Suara ambulan terdengar di kejauhan. Jala
pun mencari di mana asal bunyi mobil ambulan. Dan nyatanya ambulan itu sedang
berada di halaman rumah gadis di tepian jendela itu. Jala berlari menuju ke
rumah tersebut. Lalu melihat gadis itu diawasi oleh pada dokter yang entah
dokter apa. Mulai merasakan kebingungan dalam dirinya. Jala menghampiri hampir
setiap orang yang di rumah tersebut. Namun tiada satu pun yang menjawab
pertanyaannya. Rebah di pojokan dinding. Lalu menangis keheranan. Pertanyaannya
masih saja belum terjawab.
“DIAM .. !!” teriak Jala.
Semua terdiam dan kaget karena
teriakan jala yang sedikit menganggu percakapan mereka yang sedang sibuk mundar
mandir.
“Ini ada apa sebenarnya? Kenapa tidak
ada seorang pun yang menjawab pertanyaanku?” Tanya jala sambil teriak.
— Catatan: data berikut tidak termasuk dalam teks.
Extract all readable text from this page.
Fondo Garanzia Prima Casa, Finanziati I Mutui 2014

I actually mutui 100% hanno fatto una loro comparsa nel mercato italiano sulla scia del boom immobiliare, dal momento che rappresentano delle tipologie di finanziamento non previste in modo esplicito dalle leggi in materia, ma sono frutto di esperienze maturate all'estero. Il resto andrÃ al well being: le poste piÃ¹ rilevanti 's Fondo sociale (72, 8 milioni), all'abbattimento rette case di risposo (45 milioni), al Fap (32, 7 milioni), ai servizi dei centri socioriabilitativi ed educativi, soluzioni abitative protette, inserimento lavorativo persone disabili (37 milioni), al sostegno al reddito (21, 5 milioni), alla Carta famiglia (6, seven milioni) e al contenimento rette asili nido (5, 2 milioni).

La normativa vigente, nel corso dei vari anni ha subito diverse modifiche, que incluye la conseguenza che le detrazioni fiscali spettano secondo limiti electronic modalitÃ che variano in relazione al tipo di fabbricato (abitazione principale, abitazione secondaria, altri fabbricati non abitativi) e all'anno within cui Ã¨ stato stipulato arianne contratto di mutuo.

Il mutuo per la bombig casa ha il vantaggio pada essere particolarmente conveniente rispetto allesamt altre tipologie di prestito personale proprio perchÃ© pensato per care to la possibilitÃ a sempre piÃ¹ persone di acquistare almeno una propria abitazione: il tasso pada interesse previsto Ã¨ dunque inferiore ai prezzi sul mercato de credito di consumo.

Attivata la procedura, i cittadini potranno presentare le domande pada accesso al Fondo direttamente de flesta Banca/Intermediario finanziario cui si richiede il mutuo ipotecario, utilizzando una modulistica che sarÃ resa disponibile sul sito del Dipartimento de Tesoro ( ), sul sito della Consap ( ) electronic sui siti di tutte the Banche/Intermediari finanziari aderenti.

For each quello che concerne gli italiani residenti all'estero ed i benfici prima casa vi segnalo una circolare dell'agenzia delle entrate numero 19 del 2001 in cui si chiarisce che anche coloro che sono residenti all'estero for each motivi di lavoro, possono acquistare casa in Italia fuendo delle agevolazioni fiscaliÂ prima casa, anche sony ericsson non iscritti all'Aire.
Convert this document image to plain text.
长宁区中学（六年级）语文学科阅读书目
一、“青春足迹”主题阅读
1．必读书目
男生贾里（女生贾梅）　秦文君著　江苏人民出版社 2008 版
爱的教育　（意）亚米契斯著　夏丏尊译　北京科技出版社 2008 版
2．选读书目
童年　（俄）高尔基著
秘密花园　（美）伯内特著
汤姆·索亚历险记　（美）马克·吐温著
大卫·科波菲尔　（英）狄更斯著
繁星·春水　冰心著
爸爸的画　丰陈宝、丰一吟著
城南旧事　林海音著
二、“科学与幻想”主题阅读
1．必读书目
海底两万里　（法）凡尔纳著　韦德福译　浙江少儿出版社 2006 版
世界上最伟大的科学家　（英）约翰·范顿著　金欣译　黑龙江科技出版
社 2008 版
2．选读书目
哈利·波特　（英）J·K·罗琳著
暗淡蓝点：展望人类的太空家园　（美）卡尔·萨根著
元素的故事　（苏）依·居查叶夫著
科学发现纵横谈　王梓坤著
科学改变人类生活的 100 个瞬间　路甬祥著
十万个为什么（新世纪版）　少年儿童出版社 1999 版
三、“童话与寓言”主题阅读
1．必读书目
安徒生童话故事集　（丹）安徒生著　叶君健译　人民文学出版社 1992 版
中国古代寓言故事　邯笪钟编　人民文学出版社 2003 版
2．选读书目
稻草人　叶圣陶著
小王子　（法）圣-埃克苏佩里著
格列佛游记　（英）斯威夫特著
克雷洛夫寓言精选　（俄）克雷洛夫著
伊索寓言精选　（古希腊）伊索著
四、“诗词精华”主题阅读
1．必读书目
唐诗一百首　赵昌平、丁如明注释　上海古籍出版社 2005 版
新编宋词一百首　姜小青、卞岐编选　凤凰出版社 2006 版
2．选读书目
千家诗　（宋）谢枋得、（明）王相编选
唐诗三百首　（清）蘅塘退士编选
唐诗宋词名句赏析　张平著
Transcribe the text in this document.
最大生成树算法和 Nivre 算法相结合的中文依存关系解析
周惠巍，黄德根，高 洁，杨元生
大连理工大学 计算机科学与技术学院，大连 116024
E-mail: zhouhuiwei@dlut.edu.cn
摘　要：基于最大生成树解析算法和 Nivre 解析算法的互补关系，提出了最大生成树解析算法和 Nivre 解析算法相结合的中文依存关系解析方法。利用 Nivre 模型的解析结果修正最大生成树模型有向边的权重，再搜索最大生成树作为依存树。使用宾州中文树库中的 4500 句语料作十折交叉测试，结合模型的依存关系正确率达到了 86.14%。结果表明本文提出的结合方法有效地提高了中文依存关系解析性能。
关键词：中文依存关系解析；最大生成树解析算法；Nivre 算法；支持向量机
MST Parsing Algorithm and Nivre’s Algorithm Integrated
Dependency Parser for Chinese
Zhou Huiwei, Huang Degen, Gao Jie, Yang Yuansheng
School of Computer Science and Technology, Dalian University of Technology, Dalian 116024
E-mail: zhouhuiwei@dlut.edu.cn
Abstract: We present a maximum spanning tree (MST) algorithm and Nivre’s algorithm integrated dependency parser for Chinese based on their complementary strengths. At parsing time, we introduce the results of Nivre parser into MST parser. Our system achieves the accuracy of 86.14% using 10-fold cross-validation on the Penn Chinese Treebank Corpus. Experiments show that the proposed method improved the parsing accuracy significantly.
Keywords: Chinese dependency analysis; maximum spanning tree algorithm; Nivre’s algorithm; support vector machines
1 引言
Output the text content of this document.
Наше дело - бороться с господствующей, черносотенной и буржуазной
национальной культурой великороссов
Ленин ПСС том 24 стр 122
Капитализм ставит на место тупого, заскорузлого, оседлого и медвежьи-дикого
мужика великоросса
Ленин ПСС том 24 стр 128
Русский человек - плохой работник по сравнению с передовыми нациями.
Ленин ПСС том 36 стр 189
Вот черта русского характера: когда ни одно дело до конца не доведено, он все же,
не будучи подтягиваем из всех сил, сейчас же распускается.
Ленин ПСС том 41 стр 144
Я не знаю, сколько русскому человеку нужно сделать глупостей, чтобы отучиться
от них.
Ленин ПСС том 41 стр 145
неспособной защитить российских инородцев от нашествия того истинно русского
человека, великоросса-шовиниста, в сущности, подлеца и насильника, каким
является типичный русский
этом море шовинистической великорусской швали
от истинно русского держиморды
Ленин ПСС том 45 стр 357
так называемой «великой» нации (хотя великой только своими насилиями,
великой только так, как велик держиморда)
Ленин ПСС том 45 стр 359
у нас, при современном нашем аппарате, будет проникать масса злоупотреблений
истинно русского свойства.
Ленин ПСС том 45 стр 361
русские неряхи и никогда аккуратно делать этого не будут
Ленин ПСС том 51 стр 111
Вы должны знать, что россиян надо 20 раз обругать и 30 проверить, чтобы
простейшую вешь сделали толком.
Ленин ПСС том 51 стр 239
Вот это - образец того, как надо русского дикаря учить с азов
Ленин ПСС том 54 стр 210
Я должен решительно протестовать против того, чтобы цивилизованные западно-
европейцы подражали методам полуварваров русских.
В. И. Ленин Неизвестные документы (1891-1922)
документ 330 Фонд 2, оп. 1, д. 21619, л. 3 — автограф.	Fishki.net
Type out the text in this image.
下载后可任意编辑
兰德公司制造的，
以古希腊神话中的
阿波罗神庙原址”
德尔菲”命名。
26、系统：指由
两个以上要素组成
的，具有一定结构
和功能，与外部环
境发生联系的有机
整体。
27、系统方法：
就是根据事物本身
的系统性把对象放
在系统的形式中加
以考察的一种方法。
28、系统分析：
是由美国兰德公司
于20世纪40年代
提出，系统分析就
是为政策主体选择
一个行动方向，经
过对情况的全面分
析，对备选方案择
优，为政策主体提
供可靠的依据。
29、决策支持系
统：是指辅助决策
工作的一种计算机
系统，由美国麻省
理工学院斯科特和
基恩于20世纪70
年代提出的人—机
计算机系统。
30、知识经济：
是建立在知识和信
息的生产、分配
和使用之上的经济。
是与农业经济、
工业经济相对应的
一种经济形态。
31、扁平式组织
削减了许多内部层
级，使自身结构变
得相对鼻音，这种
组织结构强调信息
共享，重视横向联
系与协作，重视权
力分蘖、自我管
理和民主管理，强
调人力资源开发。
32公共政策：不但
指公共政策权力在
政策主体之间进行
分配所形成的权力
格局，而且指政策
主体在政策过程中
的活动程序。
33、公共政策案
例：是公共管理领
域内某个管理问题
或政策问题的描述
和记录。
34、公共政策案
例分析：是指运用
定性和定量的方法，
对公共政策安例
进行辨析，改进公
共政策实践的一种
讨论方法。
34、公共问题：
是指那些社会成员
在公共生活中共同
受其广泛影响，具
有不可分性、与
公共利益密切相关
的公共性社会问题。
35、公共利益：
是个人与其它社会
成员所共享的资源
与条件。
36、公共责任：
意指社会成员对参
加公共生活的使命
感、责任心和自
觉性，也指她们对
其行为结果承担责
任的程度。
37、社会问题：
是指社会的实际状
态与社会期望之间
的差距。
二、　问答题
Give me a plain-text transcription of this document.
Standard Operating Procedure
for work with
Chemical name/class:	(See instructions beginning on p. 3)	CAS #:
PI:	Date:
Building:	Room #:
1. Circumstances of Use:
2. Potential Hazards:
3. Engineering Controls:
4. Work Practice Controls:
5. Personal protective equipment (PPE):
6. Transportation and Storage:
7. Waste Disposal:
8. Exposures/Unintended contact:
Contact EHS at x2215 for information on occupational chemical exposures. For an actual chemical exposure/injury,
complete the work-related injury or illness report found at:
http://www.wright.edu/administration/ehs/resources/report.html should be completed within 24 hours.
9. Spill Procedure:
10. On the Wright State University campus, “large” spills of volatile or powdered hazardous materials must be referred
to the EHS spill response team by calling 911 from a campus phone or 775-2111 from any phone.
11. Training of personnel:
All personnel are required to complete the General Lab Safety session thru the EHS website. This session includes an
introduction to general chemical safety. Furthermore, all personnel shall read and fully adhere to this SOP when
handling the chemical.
“Kamu kenapa, Nak? Maafkan ibu yang
sekian lama tak memberitahumu. Gadis yang di tepian jendela itu adalah orang
yang sudah kehilangan akal sehatnya. Akibat stress karena dia tidak bisa
menerima kepergian calon suaminya. Maafkan ibu, Nak.” Sambil menangis di depan Jala.
Jala hanya bisa tercengang mendengar
penjelasan ibu gadis di tepian jendela itu. Air matanya kini membasahi kolam
pipinya. Jala berlari sembari dokter ingin membawa gadis di tepian jendela itu
ke tempat pemulihan.
“Kamu .. kamu … aku cinta padamu, aku
cinta padamu!!” memegang pundak gadis itu dan teriak.
Dengan lambaian tangan seperti dalam
mimpi Jala. Gadis di tepian jendela itu melambaikan tangan terakhirnya pada Jala.
Seolah-olah ada pesan tersirat yang ingin disampaikan pada Jala.
“Aku akan menunggumu Gadis Di Tepian Jendela. Aku akan
selalu menunggumu.”
++++++
Patillah Bte Zainab merupakan Sarjana Pertanian, lulus
dari Fakultas Pertanian Universitas Borneo Tarakan. Semasa kuliah aktif di
UKM Seni dan Budaya UBT. Lajang asli
Sebatik, perbatasan Indonesia dan Malaysia, itu sekarang tinggal di kampung
halamannya di Aji Kuning, Sebatik, Nunukan.